3人が親友である必要もないし、カースケの生き方にも興味などない。
話なんかなんでもいいと思うんですよ。はっきりいえば<グズグズ>の方が絶対よかった。ただ問題に直面した時の表情と、一応のケリがついた後(つまりエンディングでの)表情さえしっかり描いてくれれば、本当にそれだけで「俺たちの旅」として成立したと思うんですがね。
それはね、エンディングに流れていた「ただお前がいい」の歌詞に具体的に提示されていたと思うんだけど。鎌田敏夫も斎藤光正もなんで気付かないのかなぁ。もうそれが不満で不満で。
ながーい前説になっちゃいましたが、30年目のことですね。
まずフィルムじゃなくてビデオ撮影だったんで「こりゃダメだ」と思ったんだけど、逆に挿入される昔のカットが神話化されたようで、そして現在はありったけの現実って感じになって、まぁそこまで気にならなくなった。
じゃ面白かったかというと、全然いい表現じゃないけど「20年目よりは良かった」という感じですか。
ヨーコがでてこないとか、十朱幸代のエピソードが本編にあんまりからんでいないとか、そもそもどれが本編なのかよくわからないとか、なんでイジメのエピソードが必要なのかとか、アタシ個人として納得できないことも多いし、実際いろいろ叩かれているみたいだけど、「俺たちの旅」のオリジナルを知らない人が観ても、それなりに楽しめる仕組みになっていたとは思う。
まぁ子供が観て面白いハナシじゃないね。もしアタシが中学生だったら全然楽しめなかったと思う。じゃ大人向け、というか大人なら面白いかといえば、せいぜい<それなり>だと。
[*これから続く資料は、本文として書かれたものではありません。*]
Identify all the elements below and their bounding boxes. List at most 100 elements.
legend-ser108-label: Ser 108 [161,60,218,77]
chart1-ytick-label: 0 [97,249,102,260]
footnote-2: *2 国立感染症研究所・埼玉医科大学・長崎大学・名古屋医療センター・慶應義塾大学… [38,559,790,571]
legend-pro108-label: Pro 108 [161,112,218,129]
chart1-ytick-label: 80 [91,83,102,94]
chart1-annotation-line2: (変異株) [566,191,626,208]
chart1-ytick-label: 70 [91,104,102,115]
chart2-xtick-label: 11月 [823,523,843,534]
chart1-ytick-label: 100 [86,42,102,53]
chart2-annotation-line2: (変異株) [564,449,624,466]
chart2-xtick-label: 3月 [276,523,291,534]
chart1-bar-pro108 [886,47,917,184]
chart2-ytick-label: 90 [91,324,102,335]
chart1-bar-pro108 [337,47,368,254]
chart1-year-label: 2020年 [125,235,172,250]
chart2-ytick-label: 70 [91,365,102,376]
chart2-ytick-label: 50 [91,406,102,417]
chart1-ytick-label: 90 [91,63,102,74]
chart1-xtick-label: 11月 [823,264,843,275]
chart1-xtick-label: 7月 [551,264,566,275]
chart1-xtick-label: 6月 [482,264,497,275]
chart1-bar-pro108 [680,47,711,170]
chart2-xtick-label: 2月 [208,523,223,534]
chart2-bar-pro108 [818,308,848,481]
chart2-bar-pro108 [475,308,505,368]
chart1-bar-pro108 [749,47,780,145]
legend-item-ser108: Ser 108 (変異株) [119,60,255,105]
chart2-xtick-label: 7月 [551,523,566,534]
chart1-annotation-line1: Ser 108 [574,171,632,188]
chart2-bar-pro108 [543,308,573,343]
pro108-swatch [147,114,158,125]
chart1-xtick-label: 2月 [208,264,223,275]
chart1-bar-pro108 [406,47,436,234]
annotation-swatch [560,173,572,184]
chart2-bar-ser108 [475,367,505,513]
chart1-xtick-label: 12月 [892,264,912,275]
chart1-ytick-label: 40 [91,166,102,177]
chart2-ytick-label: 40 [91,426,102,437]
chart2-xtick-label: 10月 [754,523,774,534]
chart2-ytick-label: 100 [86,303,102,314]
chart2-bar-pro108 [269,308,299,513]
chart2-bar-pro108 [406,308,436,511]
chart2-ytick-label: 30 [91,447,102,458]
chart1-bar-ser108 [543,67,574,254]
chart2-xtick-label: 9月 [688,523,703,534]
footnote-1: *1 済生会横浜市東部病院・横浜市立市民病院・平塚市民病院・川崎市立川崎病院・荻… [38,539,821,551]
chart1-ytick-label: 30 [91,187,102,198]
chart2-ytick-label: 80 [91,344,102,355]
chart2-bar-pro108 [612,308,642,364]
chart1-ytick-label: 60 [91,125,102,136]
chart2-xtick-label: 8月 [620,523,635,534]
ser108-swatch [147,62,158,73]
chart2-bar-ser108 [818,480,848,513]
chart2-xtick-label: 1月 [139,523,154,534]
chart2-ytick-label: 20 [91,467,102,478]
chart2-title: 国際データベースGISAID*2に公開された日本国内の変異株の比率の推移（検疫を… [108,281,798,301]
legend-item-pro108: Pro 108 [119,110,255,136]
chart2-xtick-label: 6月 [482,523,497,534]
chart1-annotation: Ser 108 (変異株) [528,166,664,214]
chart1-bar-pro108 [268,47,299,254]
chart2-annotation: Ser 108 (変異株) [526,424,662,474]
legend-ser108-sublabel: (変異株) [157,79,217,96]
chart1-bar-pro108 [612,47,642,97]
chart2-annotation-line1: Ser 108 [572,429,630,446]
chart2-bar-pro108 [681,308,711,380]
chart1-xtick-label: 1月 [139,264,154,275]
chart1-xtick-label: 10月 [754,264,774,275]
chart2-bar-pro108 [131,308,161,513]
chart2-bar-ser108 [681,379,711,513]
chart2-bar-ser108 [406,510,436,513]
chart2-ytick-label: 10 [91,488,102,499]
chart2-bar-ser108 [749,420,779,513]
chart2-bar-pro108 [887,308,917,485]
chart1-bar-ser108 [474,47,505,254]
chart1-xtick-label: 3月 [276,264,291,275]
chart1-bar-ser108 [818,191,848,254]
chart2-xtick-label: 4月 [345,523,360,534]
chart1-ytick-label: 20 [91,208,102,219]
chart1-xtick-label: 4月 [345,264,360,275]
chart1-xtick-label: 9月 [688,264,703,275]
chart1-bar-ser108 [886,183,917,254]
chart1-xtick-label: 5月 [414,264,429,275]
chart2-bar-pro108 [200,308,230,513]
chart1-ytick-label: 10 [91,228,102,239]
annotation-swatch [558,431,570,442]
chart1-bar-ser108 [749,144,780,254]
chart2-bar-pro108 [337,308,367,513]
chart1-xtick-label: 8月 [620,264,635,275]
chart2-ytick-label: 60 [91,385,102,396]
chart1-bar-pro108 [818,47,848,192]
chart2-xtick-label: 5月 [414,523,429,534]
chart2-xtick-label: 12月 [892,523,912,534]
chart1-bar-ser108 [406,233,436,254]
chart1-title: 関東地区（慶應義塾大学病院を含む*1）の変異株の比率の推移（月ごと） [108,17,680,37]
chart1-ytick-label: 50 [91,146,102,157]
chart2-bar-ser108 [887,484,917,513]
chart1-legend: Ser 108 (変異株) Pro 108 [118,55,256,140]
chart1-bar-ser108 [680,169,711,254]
さらにオリジナルが好きだった人が観ると、やっぱり不満が残る。ずっとアタシが考えていた<本体>も(前回よりマシだったといえ)たぶん作り手はわかってないと感じたし。
ただもう次はやらないでしょ。それだけが救い。もういっこ個人的な救いは、秋野太作の演技の巧さに触れたこと。いやこの人、ホントに巧いよなぁ。